Being “That Girl Who Likes Star Wars” in high school was isolating, and yet it gave me a world to escape into. A place where I could dream. In the Star Wars universe, no one ever tells Jaina Solo she can’t do something. Mara Jade overcomes the influence and manipulations of the Emperor. Corran Horn explores the complicated relationship between Law, Justice, and doing Right. Through these characters, I learned to understand a world much larger than the one I lived in.
When George Lucas announced the prequels, I bought in hard. Opening day tickets with my dad, prepared to relive that first magic moment – and nope. Instead of the world I’d known, I got two hours on a trade dispute featuring more plot holes than CGI. Even the supreme hotness of Ewen Mcgregor could not save it. My soul was crushed. Still, I could not give up on Star Wars; too much of myself had I given it.
Maybe, I thought, I could just restrict myself to the post expanded universe, write off all that prequel nonsense, and focus on the characters I love: Anakin Solo, Wedge Antilles, Kyp Durron… they were safe. So I built my knowledge, showing off to nerds and smiting casual fans. Was I kind of a brat about it? Totally. Was I a little overly emotionally invested? Definitely. I loved Star Wars, but Star Wars never loved me back.
Sometime in high school, the Yuuzhan Vong invaded. A major event that wiped out several key characters, including Chewbacca and Anakin Solo, just for dramatic effect. I cried. I raged. I stopped reading. Slowly, the books were packed away. The RPG died off as players grew up and I started to find other ways to define myself… but in my heart, I couldn’t let go. I’d catch myself glancing over titles at the book store, making sure my favorite characters were still okay.

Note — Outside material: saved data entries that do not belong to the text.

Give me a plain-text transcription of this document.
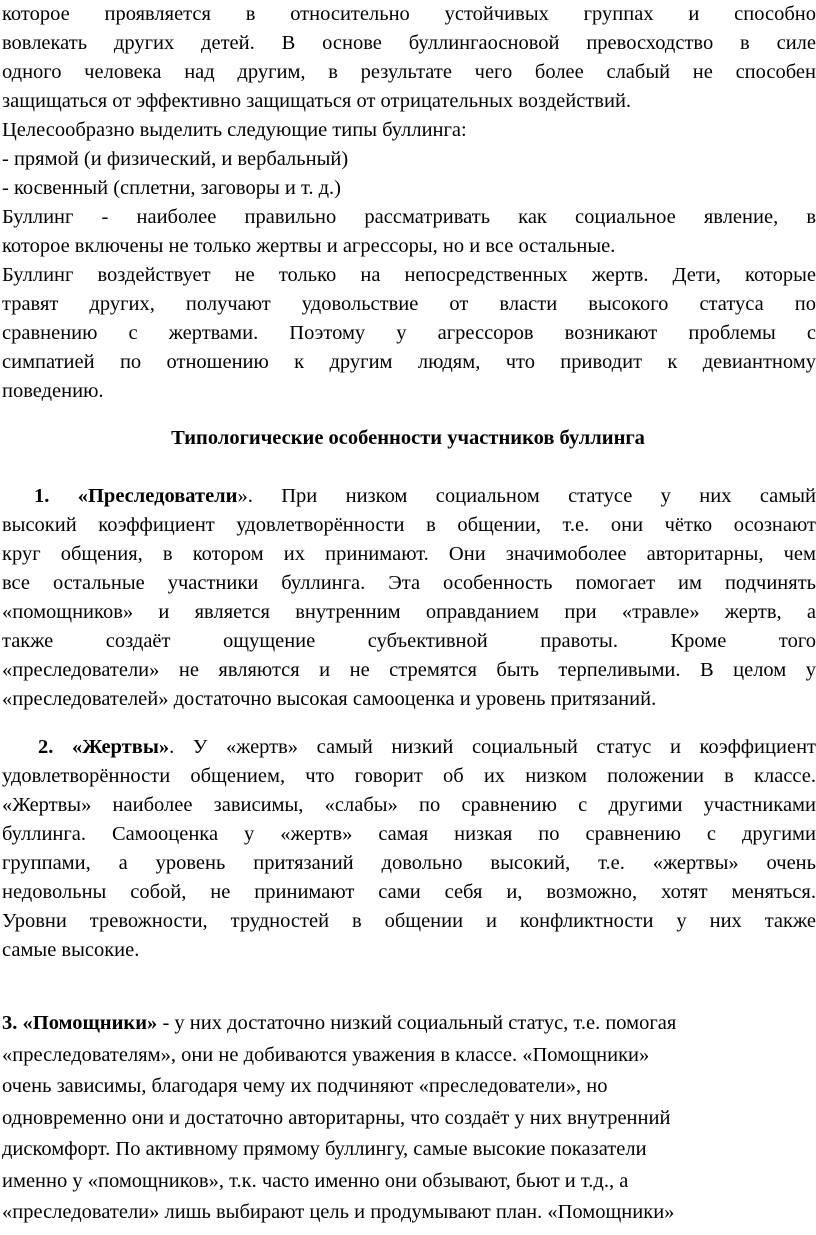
которое проявляется в относительно устойчивых группах и способно
вовлекать других детей. В основе буллингаосновой превосходство в силе
одного человека над другим, в результате чего более слабый не способен
защищаться от эффективно защищаться от отрицательных воздействий.
Целесообразно выделить следующие типы буллинга:
- прямой (и физический, и вербальный)
- косвенный (сплетни, заговоры и т. д.)
Буллинг - наиболее правильно рассматривать как социальное явление, в
которое включены не только жертвы и агрессоры, но и все остальные.
Буллинг воздействует не только на непосредственных жертв. Дети, которые
травят других, получают удовольствие от власти высокого статуса по
сравнению с жертвами. Поэтому у агрессоров возникают проблемы с
симпатией по отношению к другим людям, что приводит к девиантному
поведению.
Типологические особенности участников буллинга
1. «Преследователи». При низком социальном статусе у них самый
высокий коэффициент удовлетворённости в общении, т.е. они чётко осознают
круг общения, в котором их принимают. Они значимоболее авторитарны, чем
все остальные участники буллинга. Эта особенность помогает им подчинять
«помощников» и является внутренним оправданием при «травле» жертв, а
также создаёт ощущение субъективной правоты. Кроме того
«преследователи» не являются и не стремятся быть терпеливыми. В целом у
«преследователей» достаточно высокая самооценка и уровень притязаний.
2. «Жертвы». У «жертв» самый низкий социальный статус и коэффициент
удовлетворённости общением, что говорит об их низком положении в классе.
«Жертвы» наиболее зависимы, «слабы» по сравнению с другими участниками
буллинга. Самооценка у «жертв» самая низкая по сравнению с другими
группами, а уровень притязаний довольно высокий, т.е. «жертвы» очень
недовольны собой, не принимают сами себя и, возможно, хотят меняться.
Уровни тревожности, трудностей в общении и конфликтности у них также
самые высокие.
3. «Помощники» - у них достаточно низкий социальный статус, т.е. помогая
«преследователям», они не добиваются уважения в классе. «Помощники»
очень зависимы, благодаря чему их подчиняют «преследователи», но
одновременно они и достаточно авторитарны, что создаёт у них внутренний
дискомфорт. По активному прямому буллингу, самые высокие показатели
именно у «помощников», т.к. часто именно они обзывают, бьют и т.д., а
«преследователи» лишь выбирают цель и продумывают план. «Помощники»
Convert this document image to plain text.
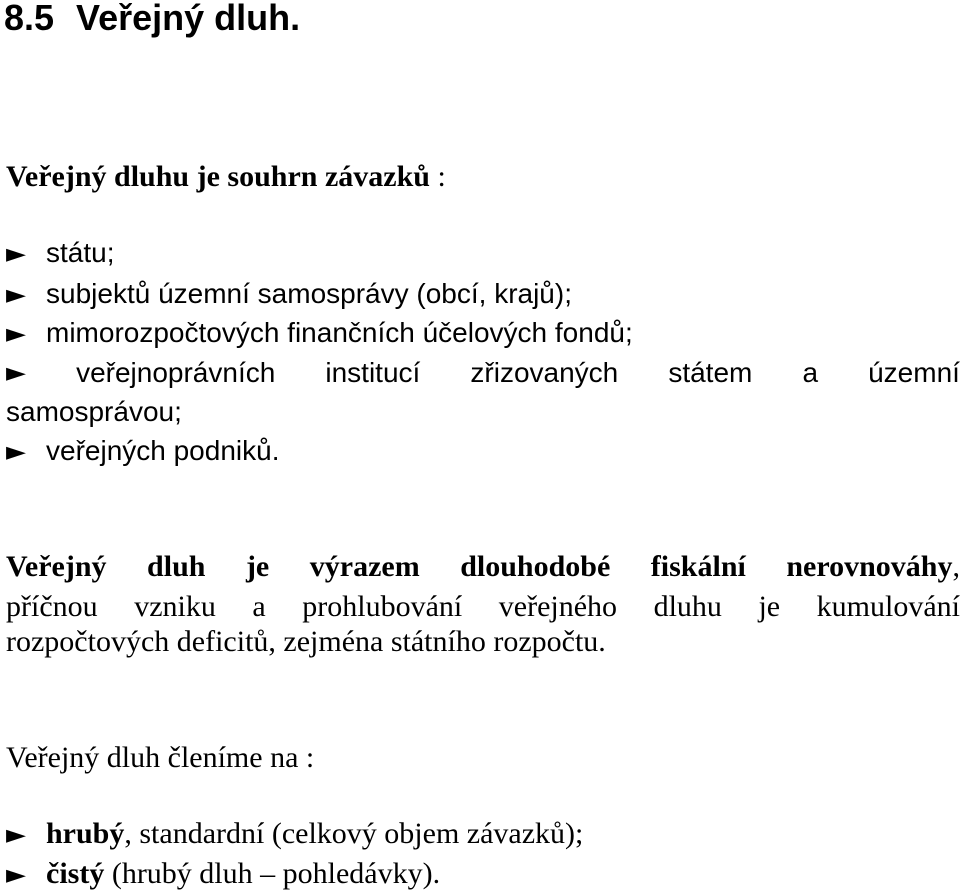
8.5 Veřejný dluh.
Veřejný dluhu je souhrn závazků :
► státu;
► subjektů územní samosprávy (obcí, krajů);
► mimorozpočtových finančních účelových fondů;
► veřejnoprávních institucí zřizovaných státem a územní
samosprávou;
► veřejných podniků.
Veřejný dluh je výrazem dlouhodobé fiskální nerovnováhy,
příčnou vzniku a prohlubování veřejného dluhu je kumulování
rozpočtových deficitů, zejména státního rozpočtu.
Veřejný dluh členíme na :
► hrubý, standardní (celkový objem závazků);
► čistý (hrubý dluh – pohledávky).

When Disney bought Star Wars, I knew it was the end. They removed the pre-existing books from canon, marking my childhood “Invalid.” They turned R2-D2 into a humidifier. They started selling Star Wars branded oranges. I watched as they took this esoteric thing I loved and gave it to everyone. Don’t get me wrong, Star Wars has always been a marketing machine. It’s a fantastic vehicle to sell toys and I get that. It’s just hard to watch. The fact is, for better or for worse, now that Disney has Star Wars they’re going to keep making movies, tv shows, comics, and toys until the end of time. We’re going to have new Star Wars forever… and there’s something terrifying in that.
Suddenly, everyone is a Star Wars fan, and I just want to scream, “No! That’s not true – that’s impossible! You’re not a REAL fan! You’ve come late to the party and are claiming it was yours the whole time. You didn’t live through it like we did – you don’t even know who anyone is!”
And yet I don’t. Who am I to deny someone the chance to love something I love? Even if it hurts to hear people mispronounce names or places, I don’t correct them like I would have 15 years ago. If you truly love something you need to let it go. So, I’m trying. I’m trying to accept that the thing I love has changed, and maybe? Maybe it’ll be okay… and if I’m lucky? Maybe better.
If there’s one thing that I’ve learned from Star Wars, it’s that good is stronger than evil.
Unless they change the underlying themes… but then, I guess I’ll have to wait to find out.